I really have no need for retribution, for justice in the sense of making someone pay for their crimes. Only a need to help the victim get back to where they were before they were victimized, and prevent the offender from hurting anyone again. I suppose this is the disconnect, I don’t do the entire “this feels righteous” thing.

Weirdly enough I know I’m extremely selfish and will admit to it. I just also try my damndest to avoid being entitled. Knowing I’ll put myself first all the time and will not take physical risks for anybody (sorry, I’m not a good leftist but I’m also not going to get in fights I know I won’t win, I’m not taking a hospital bill and getting scars and broken bones that might heal wrong and opening up worse treatment for myself for being uglier than I currently am) isn’t the same as expecting people to put me first and take physical risks for me—in fact I’m completely fine intellectually with them saving themselves. I expect nobody to put their life on the line for me or sacrifice for me, I only expect the basic human decency we are all entitled to, like not being randomly insulted or harassed by strangers. I’m selfish but I’m also consistent.

About the neurodivergent thing—I guess, but if they’re disabled because they can’t figure out interaction with us, then we’re still disabled because we also can’t figure out interaction with them. We just get called disabled because there are more of them. And I’m going to be a realist and say that in the world we live in, I’m disabled.

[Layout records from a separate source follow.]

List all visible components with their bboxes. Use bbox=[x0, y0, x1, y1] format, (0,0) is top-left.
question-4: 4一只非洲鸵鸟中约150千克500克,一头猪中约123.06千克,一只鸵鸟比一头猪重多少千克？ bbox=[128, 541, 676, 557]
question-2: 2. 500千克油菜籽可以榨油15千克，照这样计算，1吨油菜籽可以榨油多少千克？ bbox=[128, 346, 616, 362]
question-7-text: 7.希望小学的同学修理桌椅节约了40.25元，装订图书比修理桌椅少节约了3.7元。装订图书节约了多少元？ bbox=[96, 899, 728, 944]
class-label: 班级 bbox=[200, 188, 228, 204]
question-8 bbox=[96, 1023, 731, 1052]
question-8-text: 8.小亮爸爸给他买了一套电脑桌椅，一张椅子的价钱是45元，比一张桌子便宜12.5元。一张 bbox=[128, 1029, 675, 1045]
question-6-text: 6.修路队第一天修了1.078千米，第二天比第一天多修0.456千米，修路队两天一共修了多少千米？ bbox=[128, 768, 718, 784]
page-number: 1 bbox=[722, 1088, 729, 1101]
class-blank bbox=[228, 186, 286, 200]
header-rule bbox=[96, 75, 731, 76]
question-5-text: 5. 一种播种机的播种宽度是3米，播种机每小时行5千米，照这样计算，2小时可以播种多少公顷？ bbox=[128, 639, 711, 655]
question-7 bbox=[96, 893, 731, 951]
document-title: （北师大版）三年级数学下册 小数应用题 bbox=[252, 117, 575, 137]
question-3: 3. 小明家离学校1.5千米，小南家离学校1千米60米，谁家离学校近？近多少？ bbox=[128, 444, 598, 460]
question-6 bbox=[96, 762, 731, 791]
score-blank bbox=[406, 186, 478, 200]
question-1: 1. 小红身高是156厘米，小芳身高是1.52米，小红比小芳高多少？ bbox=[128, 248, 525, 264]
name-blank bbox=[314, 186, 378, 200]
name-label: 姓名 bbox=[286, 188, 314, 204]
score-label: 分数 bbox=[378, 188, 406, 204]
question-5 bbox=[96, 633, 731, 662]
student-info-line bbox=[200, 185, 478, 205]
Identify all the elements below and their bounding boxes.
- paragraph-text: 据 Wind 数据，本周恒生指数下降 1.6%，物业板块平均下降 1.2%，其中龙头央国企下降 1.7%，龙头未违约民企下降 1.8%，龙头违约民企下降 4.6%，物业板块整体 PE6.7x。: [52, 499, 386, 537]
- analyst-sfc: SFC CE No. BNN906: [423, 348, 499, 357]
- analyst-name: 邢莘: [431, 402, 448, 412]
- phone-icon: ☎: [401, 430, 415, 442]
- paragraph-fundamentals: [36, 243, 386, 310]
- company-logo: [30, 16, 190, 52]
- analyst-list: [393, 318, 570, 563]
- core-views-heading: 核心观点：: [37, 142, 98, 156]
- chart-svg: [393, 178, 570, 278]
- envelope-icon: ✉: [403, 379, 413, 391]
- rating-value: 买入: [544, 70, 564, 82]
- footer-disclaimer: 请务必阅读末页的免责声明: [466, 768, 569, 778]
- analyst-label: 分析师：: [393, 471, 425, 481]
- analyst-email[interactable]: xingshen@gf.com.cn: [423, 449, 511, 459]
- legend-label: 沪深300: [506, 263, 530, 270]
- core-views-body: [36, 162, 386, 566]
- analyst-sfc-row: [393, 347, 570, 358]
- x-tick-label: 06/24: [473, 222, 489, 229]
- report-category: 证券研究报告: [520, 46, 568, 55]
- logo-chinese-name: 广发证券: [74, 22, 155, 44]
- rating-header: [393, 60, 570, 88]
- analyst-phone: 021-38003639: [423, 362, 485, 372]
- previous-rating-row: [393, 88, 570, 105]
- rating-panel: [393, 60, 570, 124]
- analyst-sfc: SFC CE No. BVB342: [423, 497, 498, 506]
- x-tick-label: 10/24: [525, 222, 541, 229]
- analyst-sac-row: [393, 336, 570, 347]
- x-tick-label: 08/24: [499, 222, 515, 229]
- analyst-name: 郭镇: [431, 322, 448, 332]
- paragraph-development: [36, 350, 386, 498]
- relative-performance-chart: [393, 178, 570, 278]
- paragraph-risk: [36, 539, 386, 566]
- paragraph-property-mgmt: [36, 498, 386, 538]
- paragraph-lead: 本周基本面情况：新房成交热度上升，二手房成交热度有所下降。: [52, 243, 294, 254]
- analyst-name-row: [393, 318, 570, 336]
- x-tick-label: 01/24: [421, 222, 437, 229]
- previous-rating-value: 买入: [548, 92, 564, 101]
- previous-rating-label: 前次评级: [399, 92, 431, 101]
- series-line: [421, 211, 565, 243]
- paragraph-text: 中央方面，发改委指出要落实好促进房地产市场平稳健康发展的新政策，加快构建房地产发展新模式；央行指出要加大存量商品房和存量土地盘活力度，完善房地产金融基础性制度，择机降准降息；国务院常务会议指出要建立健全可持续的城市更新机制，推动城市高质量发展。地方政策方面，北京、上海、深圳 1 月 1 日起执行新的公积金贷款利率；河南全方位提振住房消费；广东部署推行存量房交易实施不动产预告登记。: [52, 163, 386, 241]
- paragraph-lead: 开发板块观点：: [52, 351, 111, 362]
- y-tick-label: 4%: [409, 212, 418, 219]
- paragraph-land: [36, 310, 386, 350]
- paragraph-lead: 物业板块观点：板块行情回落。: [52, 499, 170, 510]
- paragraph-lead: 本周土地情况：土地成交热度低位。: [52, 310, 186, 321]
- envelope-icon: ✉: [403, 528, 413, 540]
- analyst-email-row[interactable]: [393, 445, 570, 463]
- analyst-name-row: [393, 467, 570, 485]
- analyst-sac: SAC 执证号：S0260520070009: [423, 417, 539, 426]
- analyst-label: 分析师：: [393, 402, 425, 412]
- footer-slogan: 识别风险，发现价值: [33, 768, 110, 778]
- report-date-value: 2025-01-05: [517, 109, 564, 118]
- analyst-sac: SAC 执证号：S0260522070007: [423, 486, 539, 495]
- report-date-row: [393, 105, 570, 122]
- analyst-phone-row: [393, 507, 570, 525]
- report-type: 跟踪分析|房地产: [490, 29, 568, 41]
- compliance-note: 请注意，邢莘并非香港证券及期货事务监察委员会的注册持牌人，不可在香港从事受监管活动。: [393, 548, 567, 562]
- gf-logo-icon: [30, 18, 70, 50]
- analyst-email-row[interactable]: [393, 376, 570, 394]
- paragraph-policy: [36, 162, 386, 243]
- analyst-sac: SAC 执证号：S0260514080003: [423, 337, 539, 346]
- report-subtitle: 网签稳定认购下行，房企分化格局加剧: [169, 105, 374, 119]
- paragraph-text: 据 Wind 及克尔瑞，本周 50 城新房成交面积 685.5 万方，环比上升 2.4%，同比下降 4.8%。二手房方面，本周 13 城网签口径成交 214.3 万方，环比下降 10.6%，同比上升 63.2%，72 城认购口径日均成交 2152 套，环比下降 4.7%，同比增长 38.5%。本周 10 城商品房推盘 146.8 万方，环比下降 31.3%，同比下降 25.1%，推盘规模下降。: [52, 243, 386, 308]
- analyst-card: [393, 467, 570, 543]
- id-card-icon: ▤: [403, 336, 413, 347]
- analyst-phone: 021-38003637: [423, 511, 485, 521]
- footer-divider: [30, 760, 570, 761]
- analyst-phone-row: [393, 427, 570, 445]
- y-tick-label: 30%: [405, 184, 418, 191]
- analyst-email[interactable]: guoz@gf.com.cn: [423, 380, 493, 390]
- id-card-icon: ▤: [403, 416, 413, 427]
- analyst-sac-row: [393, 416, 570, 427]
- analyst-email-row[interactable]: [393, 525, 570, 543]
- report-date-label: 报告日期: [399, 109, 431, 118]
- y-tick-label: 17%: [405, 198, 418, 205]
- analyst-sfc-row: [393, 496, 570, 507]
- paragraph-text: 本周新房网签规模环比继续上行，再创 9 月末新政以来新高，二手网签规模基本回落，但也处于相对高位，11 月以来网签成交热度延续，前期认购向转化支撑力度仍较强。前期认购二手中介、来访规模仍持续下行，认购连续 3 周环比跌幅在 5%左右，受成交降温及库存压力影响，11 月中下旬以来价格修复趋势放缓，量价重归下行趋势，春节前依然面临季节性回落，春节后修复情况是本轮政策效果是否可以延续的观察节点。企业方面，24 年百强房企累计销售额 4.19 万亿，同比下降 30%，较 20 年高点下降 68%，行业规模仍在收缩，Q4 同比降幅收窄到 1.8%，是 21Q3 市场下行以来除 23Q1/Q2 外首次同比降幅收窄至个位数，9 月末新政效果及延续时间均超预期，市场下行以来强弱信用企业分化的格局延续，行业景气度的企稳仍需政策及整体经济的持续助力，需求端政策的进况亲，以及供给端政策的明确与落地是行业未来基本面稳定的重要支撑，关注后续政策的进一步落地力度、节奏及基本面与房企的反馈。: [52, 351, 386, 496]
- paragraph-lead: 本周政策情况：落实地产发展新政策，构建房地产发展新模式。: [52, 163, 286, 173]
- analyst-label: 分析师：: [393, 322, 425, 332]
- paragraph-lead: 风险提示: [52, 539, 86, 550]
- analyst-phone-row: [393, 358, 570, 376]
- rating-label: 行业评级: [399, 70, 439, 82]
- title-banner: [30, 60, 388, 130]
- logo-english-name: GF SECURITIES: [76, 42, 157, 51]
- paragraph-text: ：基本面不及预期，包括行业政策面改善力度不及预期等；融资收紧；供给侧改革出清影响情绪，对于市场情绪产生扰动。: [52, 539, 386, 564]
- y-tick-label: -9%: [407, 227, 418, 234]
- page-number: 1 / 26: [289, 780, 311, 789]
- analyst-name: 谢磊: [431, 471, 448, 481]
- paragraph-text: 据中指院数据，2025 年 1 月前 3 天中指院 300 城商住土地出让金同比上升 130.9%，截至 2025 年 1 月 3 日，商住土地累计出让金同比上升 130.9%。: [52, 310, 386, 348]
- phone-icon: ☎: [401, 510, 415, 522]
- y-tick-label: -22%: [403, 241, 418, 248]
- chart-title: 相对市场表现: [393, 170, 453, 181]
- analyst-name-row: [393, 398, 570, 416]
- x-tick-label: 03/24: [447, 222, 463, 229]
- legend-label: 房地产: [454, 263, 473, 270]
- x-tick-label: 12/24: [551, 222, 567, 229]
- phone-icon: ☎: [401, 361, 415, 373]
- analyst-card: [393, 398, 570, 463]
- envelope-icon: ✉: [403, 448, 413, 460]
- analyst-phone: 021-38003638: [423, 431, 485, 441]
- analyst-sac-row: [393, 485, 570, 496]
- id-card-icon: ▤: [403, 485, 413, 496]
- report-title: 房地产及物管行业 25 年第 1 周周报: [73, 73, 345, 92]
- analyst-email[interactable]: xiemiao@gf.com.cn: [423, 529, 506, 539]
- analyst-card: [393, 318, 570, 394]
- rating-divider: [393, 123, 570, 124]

Some of my minority demographics absolutely make me different from people I know. But I also know that in a world of 7 billion people, though nobody has my exact mix of life experiences and DNA, there are people who are like me. Maybe not as many as those without as many minority demographics, maybe you can consider me special because 1% of people are asexual, but 1% of 7 billion is still a giant amount of people. There are still a lot of people like me. A big part of my teenage desire to be individual and special was refusing to think I’m amazingly special and unique, refusing to fit that stereotype and be deluded about how special I am, and this is still with me I suppose. A big part of my ego is acknowledging reality and not falling prey to common mental traps—including the mental trap that this desire to avoid fallacies makes me immune to them.